Worth noting that ns precision from the time UUID will not necessarily be meaningful. A type 1 uuid includes a timestamp which is the number of 100 nanosecond intervals since the Gregorian calendar was first adopted at midnight, October 15, 1582 UTC. But the driver takes a 1ms timestamp (precision depends on OS really, can be 10 or 40ms precision even) and keeps a monotonic counter to fill the rest of the 10000 unused precision but can end up counting into the future if in a 1ms there are over 10k values (note: performance limitations will ultimately prevent this). This is much more performant and guarantees no duplicates, especially as sub ms time accuracy in computers is pretty meaningless in a distributed system.

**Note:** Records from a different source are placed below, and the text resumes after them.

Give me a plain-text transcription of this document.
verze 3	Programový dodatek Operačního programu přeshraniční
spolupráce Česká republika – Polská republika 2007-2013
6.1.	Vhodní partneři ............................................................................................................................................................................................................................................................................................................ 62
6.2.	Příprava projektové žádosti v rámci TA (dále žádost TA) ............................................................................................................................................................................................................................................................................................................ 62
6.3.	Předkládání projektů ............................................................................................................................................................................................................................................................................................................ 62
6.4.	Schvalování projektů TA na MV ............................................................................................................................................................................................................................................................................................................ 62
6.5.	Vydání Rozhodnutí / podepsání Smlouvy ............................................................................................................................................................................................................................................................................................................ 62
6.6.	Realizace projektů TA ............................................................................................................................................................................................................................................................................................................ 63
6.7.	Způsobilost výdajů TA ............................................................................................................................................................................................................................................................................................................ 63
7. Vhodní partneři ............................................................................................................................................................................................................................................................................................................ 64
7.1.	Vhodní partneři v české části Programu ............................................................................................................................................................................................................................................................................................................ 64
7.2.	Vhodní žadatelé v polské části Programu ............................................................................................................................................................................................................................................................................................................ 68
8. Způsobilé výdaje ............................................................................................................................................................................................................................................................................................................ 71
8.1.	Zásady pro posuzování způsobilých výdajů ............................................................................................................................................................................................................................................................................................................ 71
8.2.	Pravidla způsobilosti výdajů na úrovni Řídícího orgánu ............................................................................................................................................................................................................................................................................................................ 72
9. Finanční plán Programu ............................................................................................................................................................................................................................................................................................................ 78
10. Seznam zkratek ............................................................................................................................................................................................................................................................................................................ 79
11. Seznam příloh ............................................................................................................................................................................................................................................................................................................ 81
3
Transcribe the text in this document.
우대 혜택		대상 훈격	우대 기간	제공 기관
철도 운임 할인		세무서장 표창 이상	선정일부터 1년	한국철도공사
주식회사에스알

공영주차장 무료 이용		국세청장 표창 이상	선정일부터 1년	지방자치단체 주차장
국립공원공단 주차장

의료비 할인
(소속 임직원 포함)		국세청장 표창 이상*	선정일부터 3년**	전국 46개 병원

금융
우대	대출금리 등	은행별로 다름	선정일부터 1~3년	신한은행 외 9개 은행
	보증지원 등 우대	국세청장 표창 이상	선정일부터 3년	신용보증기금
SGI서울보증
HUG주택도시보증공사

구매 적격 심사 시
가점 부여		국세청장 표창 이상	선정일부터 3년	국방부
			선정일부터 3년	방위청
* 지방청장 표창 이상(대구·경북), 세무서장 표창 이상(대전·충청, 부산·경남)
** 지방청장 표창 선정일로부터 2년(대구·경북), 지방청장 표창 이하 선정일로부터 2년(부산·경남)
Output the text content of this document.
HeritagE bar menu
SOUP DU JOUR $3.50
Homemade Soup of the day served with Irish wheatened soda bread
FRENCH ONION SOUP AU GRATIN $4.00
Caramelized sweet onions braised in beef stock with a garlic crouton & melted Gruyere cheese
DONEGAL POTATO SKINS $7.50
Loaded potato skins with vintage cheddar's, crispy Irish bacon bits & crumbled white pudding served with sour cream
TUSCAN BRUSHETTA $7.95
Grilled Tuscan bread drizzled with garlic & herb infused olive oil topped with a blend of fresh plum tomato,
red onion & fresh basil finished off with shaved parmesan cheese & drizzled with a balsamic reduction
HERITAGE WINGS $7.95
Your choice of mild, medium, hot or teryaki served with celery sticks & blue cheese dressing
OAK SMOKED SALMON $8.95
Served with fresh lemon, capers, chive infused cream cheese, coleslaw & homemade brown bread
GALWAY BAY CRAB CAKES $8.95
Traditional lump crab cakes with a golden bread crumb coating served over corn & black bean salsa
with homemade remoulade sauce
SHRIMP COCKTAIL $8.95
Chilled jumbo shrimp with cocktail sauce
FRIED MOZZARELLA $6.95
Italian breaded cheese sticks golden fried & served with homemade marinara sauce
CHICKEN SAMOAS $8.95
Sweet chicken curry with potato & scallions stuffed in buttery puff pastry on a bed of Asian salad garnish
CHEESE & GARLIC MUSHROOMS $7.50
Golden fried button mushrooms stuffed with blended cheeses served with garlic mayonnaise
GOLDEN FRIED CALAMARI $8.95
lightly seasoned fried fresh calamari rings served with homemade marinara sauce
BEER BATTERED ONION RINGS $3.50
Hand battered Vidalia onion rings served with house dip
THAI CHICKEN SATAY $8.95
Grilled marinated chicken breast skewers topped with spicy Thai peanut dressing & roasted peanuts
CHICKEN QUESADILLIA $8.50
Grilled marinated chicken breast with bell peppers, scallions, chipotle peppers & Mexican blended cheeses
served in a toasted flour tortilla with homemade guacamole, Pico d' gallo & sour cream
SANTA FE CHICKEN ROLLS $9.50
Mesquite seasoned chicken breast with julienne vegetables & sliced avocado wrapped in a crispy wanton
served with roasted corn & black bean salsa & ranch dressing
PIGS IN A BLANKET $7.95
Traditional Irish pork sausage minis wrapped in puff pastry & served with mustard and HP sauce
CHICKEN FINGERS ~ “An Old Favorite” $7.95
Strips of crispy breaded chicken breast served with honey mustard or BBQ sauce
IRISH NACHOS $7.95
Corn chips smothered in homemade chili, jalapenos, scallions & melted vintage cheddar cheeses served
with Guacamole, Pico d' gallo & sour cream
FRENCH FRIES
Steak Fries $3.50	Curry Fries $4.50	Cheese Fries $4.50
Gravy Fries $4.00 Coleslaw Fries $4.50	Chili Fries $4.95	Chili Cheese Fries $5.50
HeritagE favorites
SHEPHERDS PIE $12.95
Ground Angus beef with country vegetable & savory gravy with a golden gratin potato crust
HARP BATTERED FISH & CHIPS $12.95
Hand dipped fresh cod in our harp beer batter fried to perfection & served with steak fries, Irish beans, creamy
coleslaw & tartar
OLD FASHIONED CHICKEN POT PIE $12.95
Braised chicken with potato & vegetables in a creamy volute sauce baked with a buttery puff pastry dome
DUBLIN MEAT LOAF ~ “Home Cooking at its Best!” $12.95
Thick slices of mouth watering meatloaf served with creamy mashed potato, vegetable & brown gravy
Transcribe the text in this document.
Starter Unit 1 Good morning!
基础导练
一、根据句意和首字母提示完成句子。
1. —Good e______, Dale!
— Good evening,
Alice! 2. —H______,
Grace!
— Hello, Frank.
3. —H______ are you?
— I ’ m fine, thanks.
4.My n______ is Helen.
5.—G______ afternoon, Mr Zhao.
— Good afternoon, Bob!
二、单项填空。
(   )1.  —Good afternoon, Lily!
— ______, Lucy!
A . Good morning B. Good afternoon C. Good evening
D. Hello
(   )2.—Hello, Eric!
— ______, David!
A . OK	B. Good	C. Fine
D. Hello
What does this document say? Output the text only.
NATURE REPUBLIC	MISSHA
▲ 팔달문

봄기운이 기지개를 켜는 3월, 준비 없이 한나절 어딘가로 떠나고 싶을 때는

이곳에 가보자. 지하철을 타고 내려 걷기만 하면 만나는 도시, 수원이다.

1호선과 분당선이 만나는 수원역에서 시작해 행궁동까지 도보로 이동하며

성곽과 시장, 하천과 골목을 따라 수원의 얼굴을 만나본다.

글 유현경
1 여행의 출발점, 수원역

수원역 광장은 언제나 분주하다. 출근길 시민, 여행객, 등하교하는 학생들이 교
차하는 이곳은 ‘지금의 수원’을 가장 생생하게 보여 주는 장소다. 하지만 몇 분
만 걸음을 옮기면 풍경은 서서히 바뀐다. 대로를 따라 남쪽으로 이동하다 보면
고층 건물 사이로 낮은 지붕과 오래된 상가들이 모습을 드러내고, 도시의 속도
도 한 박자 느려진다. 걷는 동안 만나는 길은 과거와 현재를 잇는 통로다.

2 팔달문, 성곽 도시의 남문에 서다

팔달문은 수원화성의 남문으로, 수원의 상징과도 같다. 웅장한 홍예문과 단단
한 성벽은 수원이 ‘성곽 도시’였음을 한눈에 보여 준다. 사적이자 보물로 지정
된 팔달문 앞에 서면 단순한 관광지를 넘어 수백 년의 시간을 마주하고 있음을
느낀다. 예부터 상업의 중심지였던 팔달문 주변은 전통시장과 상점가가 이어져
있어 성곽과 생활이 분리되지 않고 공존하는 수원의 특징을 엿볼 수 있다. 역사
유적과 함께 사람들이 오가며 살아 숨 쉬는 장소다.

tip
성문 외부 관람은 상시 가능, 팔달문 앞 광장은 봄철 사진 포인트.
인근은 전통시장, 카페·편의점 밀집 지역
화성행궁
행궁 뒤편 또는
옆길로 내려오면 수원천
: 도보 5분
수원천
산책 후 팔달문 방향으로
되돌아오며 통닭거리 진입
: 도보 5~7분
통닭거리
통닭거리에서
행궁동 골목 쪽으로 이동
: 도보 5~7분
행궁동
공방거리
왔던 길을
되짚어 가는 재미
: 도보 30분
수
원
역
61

So if your looking from a purely CQL perspective theres no way to do it without a UDF, not that there is much value in getting beyond ms value anyway so dateOf should be sufficient. If you REALLY want it though
CREATE OR REPLACE FUNCTION uuidToNS (id timeuuid)
CALLED ON NULL INPUT RETURNS bigint
LANGUAGE java AS '
return id.timestamp();
';
Will give you the 100ns's from October 15, 1582. To translate that to nanoseconds from epoc, mulitply it by 100 to convert to nanos and add the difference from epoch time (-12219292800L * 1_000_000_000 in nanos). This might overflow longs so might need to use something different.
Related
I want to get a day-accurate (not hour, minutes, seconds) Epoch timestamp that remains the same throughout the day.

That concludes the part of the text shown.